Which looks just plain stupid. :|

Now, I can hack this away, but I just want to be sure if there is anything I'm missing. Because this should be a basic feature. :-/

If you have some better way of prettifying HTML codes, let me know.


Solution

  • I actually dealt with this myself, in the hackiest way possible: by post-processing the result.
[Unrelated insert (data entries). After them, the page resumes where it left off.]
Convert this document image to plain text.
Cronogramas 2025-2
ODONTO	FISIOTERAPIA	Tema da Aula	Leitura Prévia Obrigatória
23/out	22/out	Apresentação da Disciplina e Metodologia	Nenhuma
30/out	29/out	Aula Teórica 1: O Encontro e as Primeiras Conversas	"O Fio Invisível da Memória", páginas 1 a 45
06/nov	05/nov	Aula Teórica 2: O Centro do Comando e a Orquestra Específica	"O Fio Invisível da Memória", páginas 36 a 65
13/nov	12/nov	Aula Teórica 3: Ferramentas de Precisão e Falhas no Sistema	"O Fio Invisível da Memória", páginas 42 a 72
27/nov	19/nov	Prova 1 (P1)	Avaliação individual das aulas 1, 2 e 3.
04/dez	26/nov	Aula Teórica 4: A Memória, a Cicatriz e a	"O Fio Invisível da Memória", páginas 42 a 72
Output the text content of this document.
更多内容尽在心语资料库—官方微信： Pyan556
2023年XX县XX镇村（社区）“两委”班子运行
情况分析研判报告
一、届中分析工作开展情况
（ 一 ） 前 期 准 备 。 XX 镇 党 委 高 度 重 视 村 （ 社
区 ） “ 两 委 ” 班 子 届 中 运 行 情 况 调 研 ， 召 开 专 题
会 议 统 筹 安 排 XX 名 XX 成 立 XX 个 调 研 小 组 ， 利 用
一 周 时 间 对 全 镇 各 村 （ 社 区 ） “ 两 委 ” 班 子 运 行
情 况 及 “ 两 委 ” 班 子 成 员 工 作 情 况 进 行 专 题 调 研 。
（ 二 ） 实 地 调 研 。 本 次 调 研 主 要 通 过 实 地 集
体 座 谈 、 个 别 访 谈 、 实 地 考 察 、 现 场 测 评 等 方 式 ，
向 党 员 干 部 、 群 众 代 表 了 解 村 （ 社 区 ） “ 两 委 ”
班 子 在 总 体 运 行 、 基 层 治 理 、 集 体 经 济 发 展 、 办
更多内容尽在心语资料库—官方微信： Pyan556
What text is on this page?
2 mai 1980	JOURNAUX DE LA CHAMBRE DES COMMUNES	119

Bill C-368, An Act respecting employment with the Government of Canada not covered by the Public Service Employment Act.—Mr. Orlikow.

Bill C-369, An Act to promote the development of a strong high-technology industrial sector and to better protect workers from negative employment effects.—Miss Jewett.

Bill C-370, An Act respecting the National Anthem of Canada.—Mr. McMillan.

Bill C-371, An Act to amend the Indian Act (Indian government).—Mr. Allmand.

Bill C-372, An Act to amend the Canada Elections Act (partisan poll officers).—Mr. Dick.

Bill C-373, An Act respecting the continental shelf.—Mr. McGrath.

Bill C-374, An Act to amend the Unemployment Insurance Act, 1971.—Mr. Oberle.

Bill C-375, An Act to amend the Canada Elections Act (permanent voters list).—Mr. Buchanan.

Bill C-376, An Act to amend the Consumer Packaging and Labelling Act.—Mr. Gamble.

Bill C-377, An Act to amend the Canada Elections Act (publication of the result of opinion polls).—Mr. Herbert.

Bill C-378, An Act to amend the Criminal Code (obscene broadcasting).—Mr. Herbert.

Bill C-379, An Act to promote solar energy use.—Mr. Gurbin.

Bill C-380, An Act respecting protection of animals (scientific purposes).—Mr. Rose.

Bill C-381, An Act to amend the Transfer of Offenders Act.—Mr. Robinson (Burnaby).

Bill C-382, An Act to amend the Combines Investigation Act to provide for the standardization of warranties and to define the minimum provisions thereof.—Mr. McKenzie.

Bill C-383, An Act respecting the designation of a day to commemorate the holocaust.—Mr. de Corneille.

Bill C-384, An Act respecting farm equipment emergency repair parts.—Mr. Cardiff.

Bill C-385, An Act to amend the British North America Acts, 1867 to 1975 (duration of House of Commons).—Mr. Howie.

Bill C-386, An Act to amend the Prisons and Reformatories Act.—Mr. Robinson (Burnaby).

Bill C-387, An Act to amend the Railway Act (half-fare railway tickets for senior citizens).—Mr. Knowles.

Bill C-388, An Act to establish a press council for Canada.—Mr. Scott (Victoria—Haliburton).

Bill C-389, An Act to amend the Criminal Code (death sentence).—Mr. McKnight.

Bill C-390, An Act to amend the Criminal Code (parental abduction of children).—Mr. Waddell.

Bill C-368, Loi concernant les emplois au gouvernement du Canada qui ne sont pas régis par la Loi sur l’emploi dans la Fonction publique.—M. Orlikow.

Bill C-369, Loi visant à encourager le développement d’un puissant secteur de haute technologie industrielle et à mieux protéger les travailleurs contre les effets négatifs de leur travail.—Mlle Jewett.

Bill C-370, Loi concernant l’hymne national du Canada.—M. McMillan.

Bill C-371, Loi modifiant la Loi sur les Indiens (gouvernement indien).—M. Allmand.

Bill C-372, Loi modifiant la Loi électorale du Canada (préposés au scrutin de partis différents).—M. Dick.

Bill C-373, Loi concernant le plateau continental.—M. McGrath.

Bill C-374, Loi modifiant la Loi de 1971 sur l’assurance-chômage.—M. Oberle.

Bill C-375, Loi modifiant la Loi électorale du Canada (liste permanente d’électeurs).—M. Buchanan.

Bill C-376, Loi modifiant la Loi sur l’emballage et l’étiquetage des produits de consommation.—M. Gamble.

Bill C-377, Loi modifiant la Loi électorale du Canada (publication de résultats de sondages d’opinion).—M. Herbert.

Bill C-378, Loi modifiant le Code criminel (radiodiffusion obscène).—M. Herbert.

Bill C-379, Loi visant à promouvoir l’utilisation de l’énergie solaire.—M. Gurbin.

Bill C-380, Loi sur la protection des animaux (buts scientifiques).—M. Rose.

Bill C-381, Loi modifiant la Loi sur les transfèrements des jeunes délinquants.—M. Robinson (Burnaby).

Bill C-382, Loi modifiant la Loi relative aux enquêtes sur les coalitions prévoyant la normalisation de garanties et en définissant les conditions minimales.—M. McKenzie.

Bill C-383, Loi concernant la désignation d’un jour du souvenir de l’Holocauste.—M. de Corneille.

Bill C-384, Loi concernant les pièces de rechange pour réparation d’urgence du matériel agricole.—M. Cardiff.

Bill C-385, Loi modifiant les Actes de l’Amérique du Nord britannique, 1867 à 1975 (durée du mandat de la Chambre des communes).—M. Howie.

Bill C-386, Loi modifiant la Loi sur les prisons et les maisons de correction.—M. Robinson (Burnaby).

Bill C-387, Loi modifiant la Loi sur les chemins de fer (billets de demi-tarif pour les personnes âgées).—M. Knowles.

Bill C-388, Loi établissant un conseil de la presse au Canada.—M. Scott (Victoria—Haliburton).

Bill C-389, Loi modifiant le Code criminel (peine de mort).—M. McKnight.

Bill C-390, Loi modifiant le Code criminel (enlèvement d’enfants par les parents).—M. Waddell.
    r = re.compile(r'^(\s*)', re.MULTILINE)
    def prettify_2space(s, encoding=None, formatter="minimal"):
        return r.sub(r'\1\1', s.prettify(encoding, formatter))
    

    Actually, I monkeypatched prettify_2space in place of prettify in the class. That's not essential to the solution, but let's do it anyway, and make the indent width a parameter instead of hardcoding it to 2:

    orig_prettify = bs4.BeautifulSoup.prettify
    r = re.compile(r'^(\s*)', re.MULTILINE)
    def prettify(self, encoding=None, formatter="minimal", indent_width=4):
        return r.sub(r'\1' * indent_width, orig_prettify(self, encoding, formatter))
    bs4.BeautifulSoup.prettify = prettify
    

    So:

    x = '''<section><article><h1></h1><p></p></article></section>'''
    soup = bs4.BeautifulSoup(x)
    print(soup.prettify(indent_width=3))
    

    … gives:

    <html>
       <body>
          <section>
             <article>
                <h1>
                </h1>
                <p>
                </p>
             </article>
          </section>
       </body>
    </html>
    

    Obviously if you want to patch Tag.prettify as well as BeautifulSoup.prettify, you have to do the same thing there. (You might want to create a generic wrapper that you can apply to both, instead of repeating yourself.) And if there are any other prettify methods, same deal.